The insignificant intercept in log space has a direct implication for ratio methods: it means the geometric mean of REVT / XOPR is a consistent estimator of exp(alpha(ln)) × XOPR^(beta(ln) – 1). Because beta(ln) ≈ 1, this reduces to approximately exp(alpha(ln)), which is a constant. In other words, the log-log model implies that the geometric mean ratio is approximately stable across the size distribution — not because the ratio is the correct estimator of the structural markup, but because the elasticity near one makes size effects approximately cancel in geometric space. The structural markup beta from the levels regression remains the preferred estimated coefficient.
7. Transfer Pricing Implications
The cross-sectional dispersion in beta — from 1.1249 for Amazon to 2.7739 for Nvidia — is economically large. A comparables set that includes corporations from both ends of this distribution, and applies a quartile-based PLI, is constructing an arm’s length range from structurally incomparable entities. The IQR of the ratio markup is biased for seven of the eleven corporations, and the bias is not uniform across the sample.
The regression-based approach resolves this problem in two steps. First, the structural equation REVT = alpha + beta × XOPR identifies b as the arm’s length markup parameter. The 68% CI around b — that is, [b – SE(b), b + SE(b)] — constitutes the arm’s length range. Second, the significance of the intercept is a formal test of whether ratio methods are admissible for the controlled party under examination. An insignificant intercept is a sufficient condition for ratio admissibility; a significant intercept is a sufficient condition for exclusion of ratio-based PLIs.
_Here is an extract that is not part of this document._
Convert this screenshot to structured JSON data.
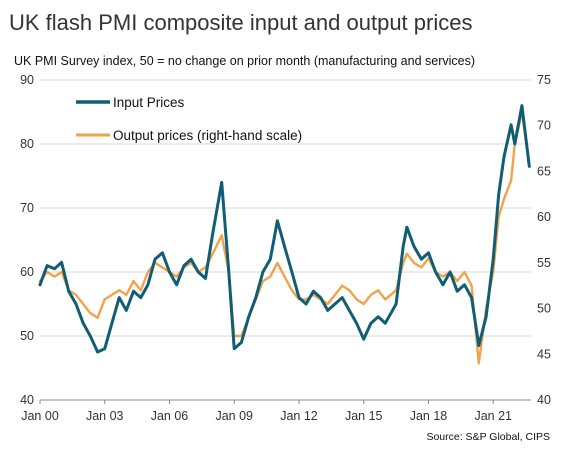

In formal proceedings, these results carry Lakatosian evidential weight: the structural model is algebraically explicit, the bias expression is derived without distributional assumptions, and the test of intercept significance is empirically refutable. Claims based on ratio PLIs for corporations with significant intercepts satisfy neither the algebraic nor the empirical admissibility criteria. They are, in the terms used by the EdgarStat research program, inadmissible as arm’s length benchmarks.
8. Conclusion
Huber robust regression of revenues on operating costs for eleven U.S. high-technology corporations over 1980–2025 yields structurally interpretable markup parameters that are directly applicable as arm’s length benchmarks in transfer pricing analysis. Seven of eleven corporations have statistically significant intercepts, establishing that ratio-based PLIs are biased estimators for the majority of the sample. The bias is alpha / H, the ratio of the regression intercept to the harmonic mean of the cost base — a result that is algebraically exact and does not depend on distributional assumptions.
Nvidia is a structural outlier with beta = 2.7739, reflecting the pricing power of AI hardware and the CUDA monoculture. The low-markup cluster of Amazon, IBM, and Tesla reflects capital intensity and services compression, not membership in a comparable peer group with Nvidia, Meta, or Microsoft. The pooled double-logarithmic elasticity of 1.0378, while not including unity in the 68% CI, is economically close to unity, which supports the proportional-in-levels specification as a first-order approximation.
The regression framework provides three things that ratio methods cannot: an unbiased estimate of the structural markup, a formal test of the admissibility of ratio methods for any specific corporation, and an arm’s length range — the 68% CI around the slope — that is grounded in econometric theory rather than in the arbitrary percentiles of a biased distribution.